Hanspard had that one great season, like Troy Davis, in 1996. He rushed for 2,084 yards that same 1996 season, and actually took home the Doak Walker Award over Davis. Benson is the exact opposite, the Big 12's best example of durability and consistency, ranking as the Big 12's all-time leader in rushing attempts, rushing yards and rushing touchdowns. Benson's 1,834 yards and 19 touchdowns in 2004 was his best season-long effort, and he achieved those marks through an outstanding blend of size, vision and quick feet. Drumm is probably the best blocking fullback the league has seen, blowing open holes for a dominant Colorado rushing offense. Colorado had a number of good backs at that time, and all of them credited the powerful Drumm with opening things up in the running game.

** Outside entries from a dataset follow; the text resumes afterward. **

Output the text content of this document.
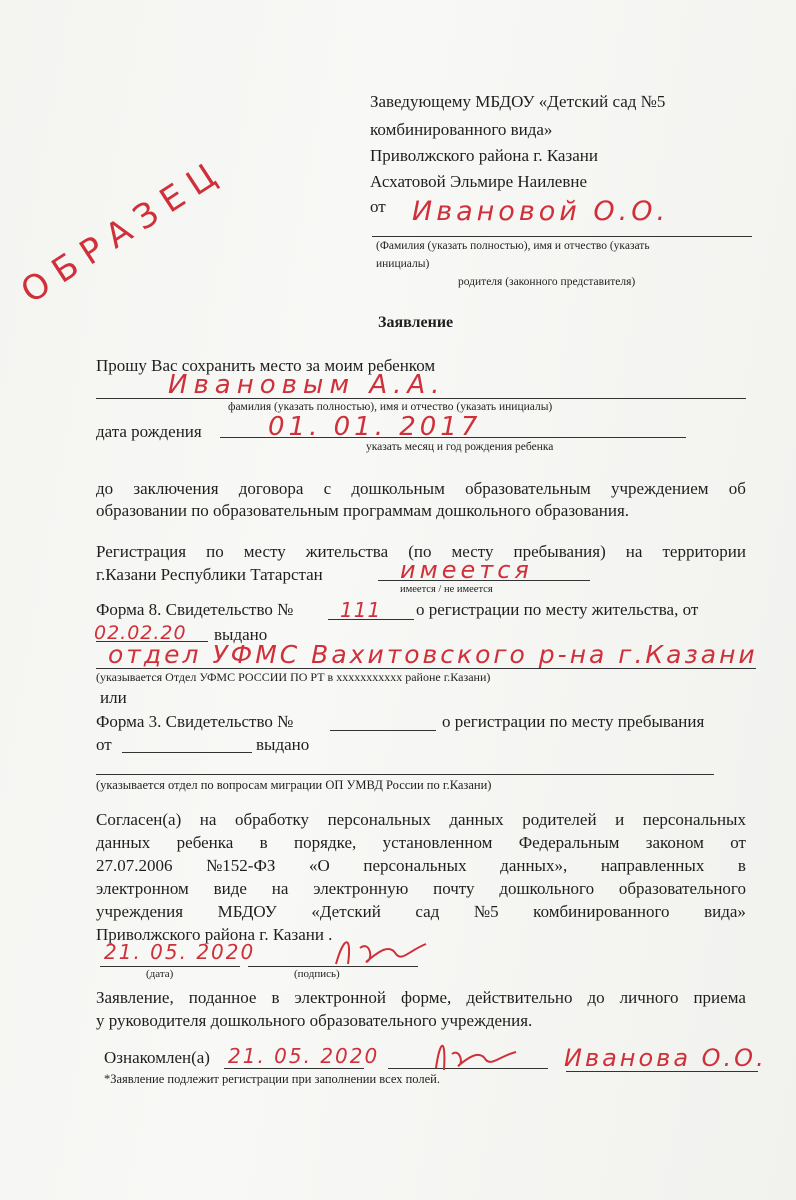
ОБРАЗЕЦ
Заведующему МБДОУ «Детский сад №5
комбинированного вида»
Приволжского района г. Казани
Асхатовой Эльмире Наилевне
от Ивановой О.О.
(Фамилия (указать полностью), имя и отчество (указать
инициалы)
родителя (законного представителя)
Заявление
Прошу Вас сохранить место за моим ребенком
Ивановым А.А.
фамилия (указать полностью), имя и отчество (указать инициалы)
дата рождения	01. 01. 2017
указать месяц и год рождения ребенка
до заключения договора с дошкольным образовательным учреждением об
образовании по образовательным программам дошкольного образования.
Регистрация по месту жительства (по месту пребывания) на территории
г.Казани Республики Татарстан	имеется
имеется / не имеется
Форма 8. Свидетельство № 111 о регистрации по месту жительства, от
02.02.20 выдано
отдел УФМС Вахитовского р-на г.Казани
(указывается Отдел УФМС РОССИИ ПО РТ в xxxxxxxxxxx районе г.Казани)
или
Форма 3. Свидетельство №	о регистрации по месту пребывания
от	выдано
(указывается отдел по вопросам миграции ОП УМВД России по г.Казани)
Согласен(а) на обработку персональных данных родителей и персональных
данных ребенка в порядке, установленном Федеральным законом от
27.07.2006 №152-ФЗ «О персональных данных», направленных в
электронном виде на электронную почту дошкольного образовательного
учреждения МБДОУ «Детский сад №5 комбинированного вида»
Приволжского района г. Казани .
21. 05. 2020
(дата)	(подпись)
Заявление, поданное в электронной форме, действительно до личного приема
у руководителя дошкольного образовательного учреждения.
Ознакомлен(а) 21. 05. 2020	Иванова О.О.
*Заявление подлежит регистрации при заполнении всех полей.
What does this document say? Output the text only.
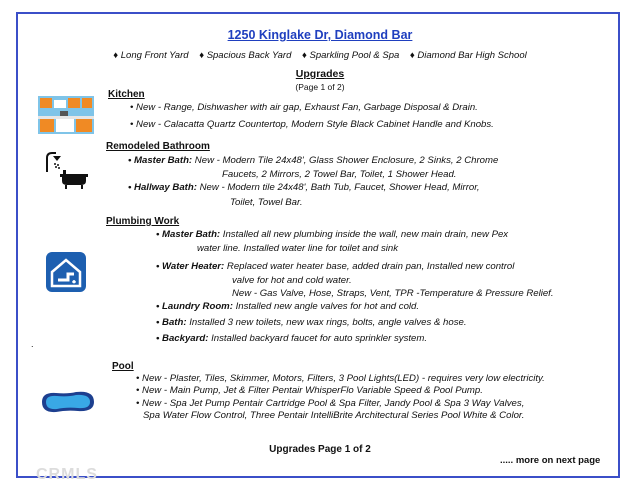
1250 Kinglake Dr, Diamond Bar
♦ Long Front Yard ♦ Spacious Back Yard ♦ Sparkling Pool & Spa ♦ Diamond Bar High School
Upgrades
(Page 1 of 2)
Kitchen
• New - Range, Dishwasher with air gap, Exhaust Fan, Garbage Disposal & Drain.
• New - Calacatta Quartz Countertop, Modern Style Black Cabinet Handle and Knobs.
Remodeled Bathroom
• Master Bath: New - Modern Tile 24x48', Glass Shower Enclosure, 2 Sinks, 2 Chrome
Faucets, 2 Mirrors, 2 Towel Bar, Toilet, 1 Shower Head.
• Hallway Bath: New - Modern tile 24x48', Bath Tub, Faucet, Shower Head, Mirror,
Toilet, Towel Bar.
Plumbing Work
• Master Bath: Installed all new plumbing inside the wall, new main drain, new Pex
water line. Installed water line for toilet and sink
• Water Heater: Replaced water heater base, added drain pan, Installed new control
valve for hot and cold water.
New - Gas Valve, Hose, Straps, Vent, TPR -Temperature & Pressure Relief.
• Laundry Room: Installed new angle valves for hot and cold.
• Bath: Installed 3 new toilets, new wax rings, bolts, angle valves & hose.
• Backyard: Installed backyard faucet for auto sprinkler system.
.
Pool
• New - Plaster, Tiles, Skimmer, Motors, Filters, 3 Pool Lights(LED) - requires very low electricity.
• New - Main Pump, Jet & Filter Pentair WhisperFlo Variable Speed & Pool Pump.
• New - Spa Jet Pump Pentair Cartridge Pool & Spa Filter, Jandy Pool & Spa 3 Way Valves,
Spa Water Flow Control, Three Pentair IntelliBrite Architectural Series Pool White & Color.
Upgrades Page 1 of 2
..... more on next page
CRMLS
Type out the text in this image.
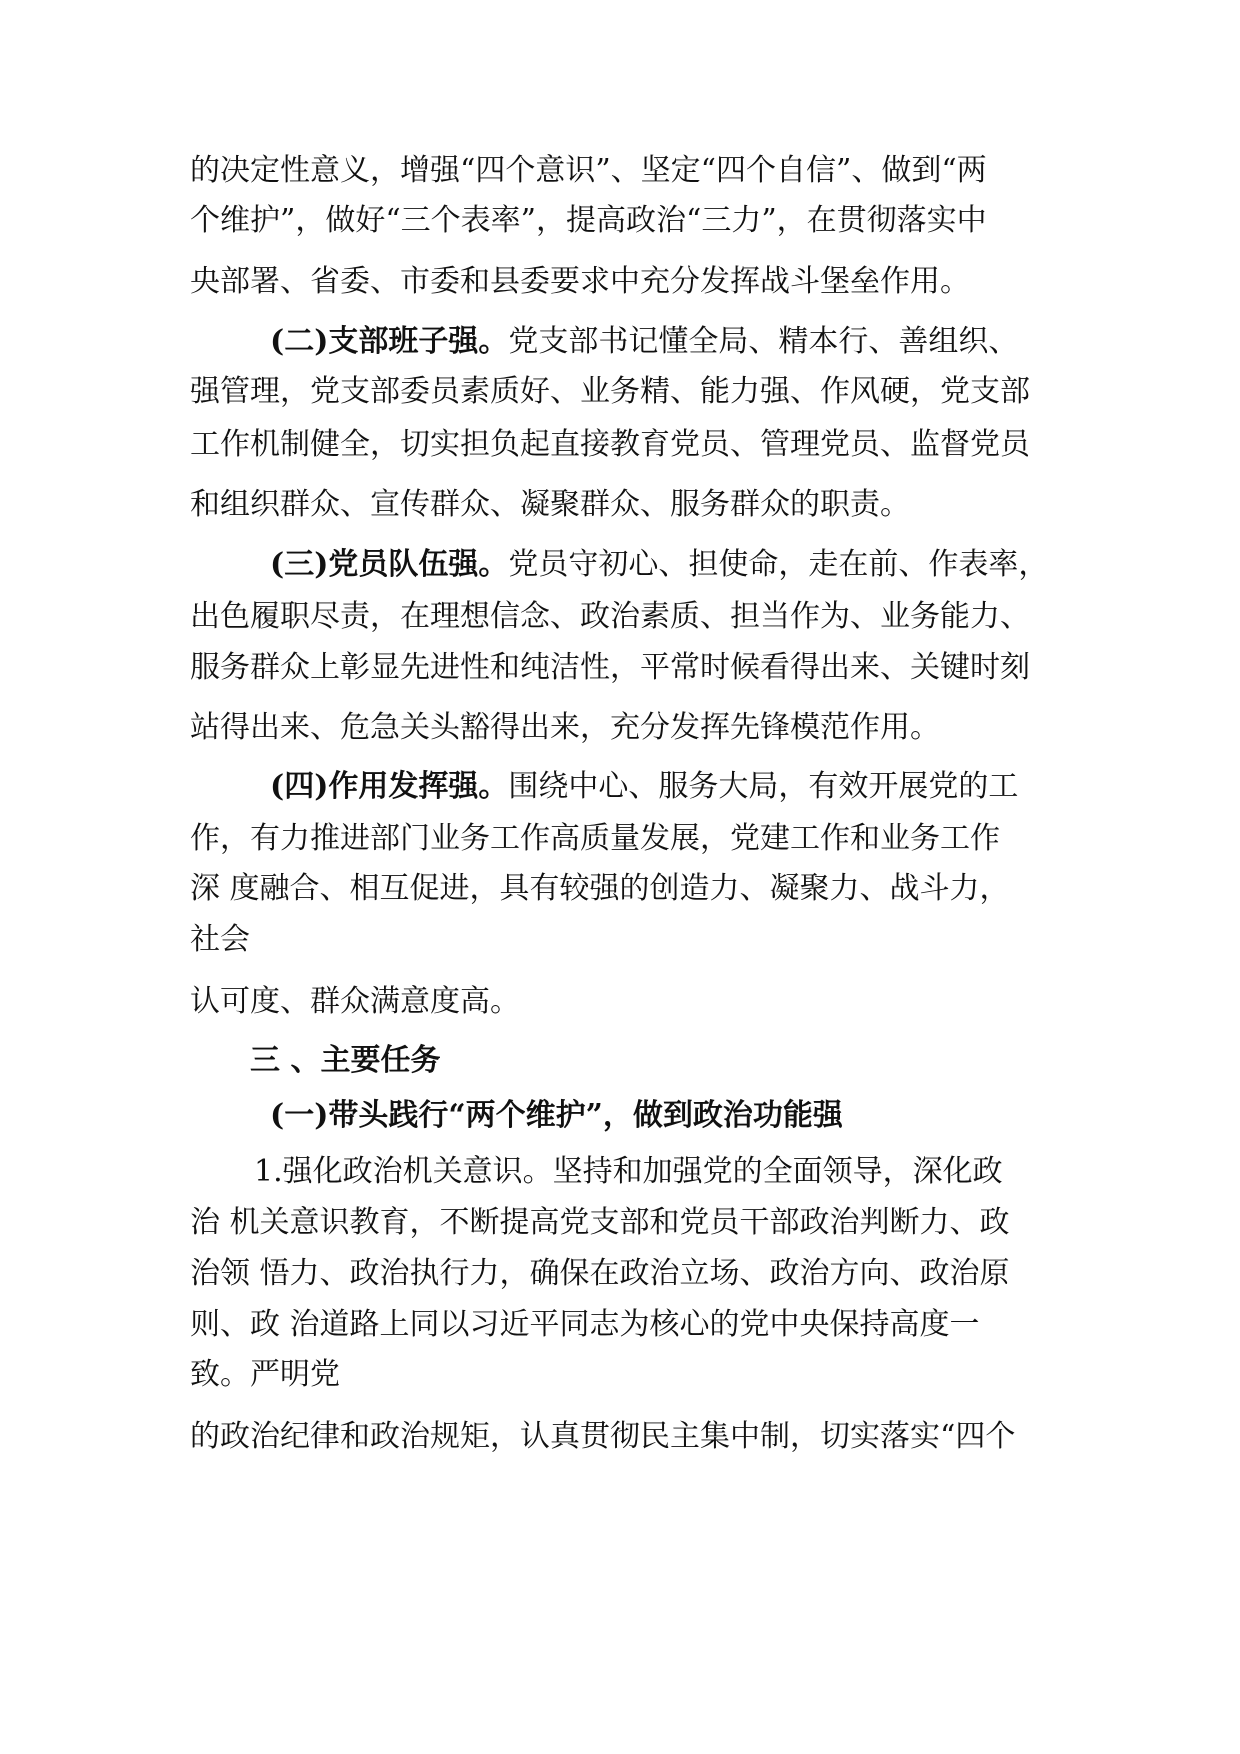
的决定性意义，增强“四个意识”、坚定“四个自信”、做到“两
个维护”，做好“三个表率”，提高政治“三力”，在贯彻落实中
央部署、省委、市委和县委要求中充分发挥战斗堡垒作用。
(二)支部班子强。党支部书记懂全局、精本行、善组织、
强管理，党支部委员素质好、业务精、能力强、作风硬，党支部
工作机制健全，切实担负起直接教育党员、管理党员、监督党员
和组织群众、宣传群众、凝聚群众、服务群众的职责。
(三)党员队伍强。党员守初心、担使命，走在前、作表率，
出色履职尽责，在理想信念、政治素质、担当作为、业务能力、
服务群众上彰显先进性和纯洁性，平常时候看得出来、关键时刻
站得出来、危急关头豁得出来，充分发挥先锋模范作用。
(四)作用发挥强。围绕中心、服务大局，有效开展党的工
作，有力推进部门业务工作高质量发展，党建工作和业务工作
深 度融合、相互促进，具有较强的创造力、凝聚力、战斗力，
社会
认可度、群众满意度高。
三 、主要任务
(一)带头践行“两个维护”，做到政治功能强
1.强化政治机关意识。坚持和加强党的全面领导，深化政
治 机关意识教育，不断提高党支部和党员干部政治判断力、政
治领 悟力、政治执行力，确保在政治立场、政治方向、政治原
则、政 治道路上同以习近平同志为核心的党中央保持高度一
致。严明党
的政治纪律和政治规矩，认真贯彻民主集中制，切实落实“四个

Honorable Mention: Ahman Green, Nebraska; Chris Brown, Colorado; J.D. Runnels, Oklahoma
First, I want to list the first backs off this list. DeMarco Murray is the top scorer in Oklahoma history, and one of the league's best pass-catchers at the position. Taurean Henderson of Texas Tech was the top pass-catcher at the position and scored 50 rushing touchdowns, same as Murray, though he wasn't the runner Murray was. All Oklahoma State's Kendall Hunter did was top the 1,500-yard mark twice, once before injury and again afterward. He fits the description of every spread scat back that is so popular today. And Lawrence Vickers took the torch from Drumm in a way that saw very little, if any, dropoff. But they weren't good enough to top the trio of Benson, Brown and Runnels. Green is the lone Nebraska I-back to make the team. A big back with speed, Green finished his career as the second-leading rusher in Nebraska history despite playing just thee years, rushing for nearly 1,900 yards and 22 touchdowns at 6.8 yards per clip as a junior. His 6.5 yards per carry in his two Big 12 seasons still stands as a Big 12 record for running backs with at least 200 carries over two different seasons. From the time he took the starting job during the 2001 season through the end of the 2002 year, Chris Brown was one of the league's elite backs, shredding teams with his vision and cutback ability. He rushed for 1,841 yards and 19 touchdowns, averaging 6.1 yards per carry in 2002, his best season. And Runnels was the lead blocker for Peterson's Oklahoma teams, always doing an excellent job of clearing out potential tacklers.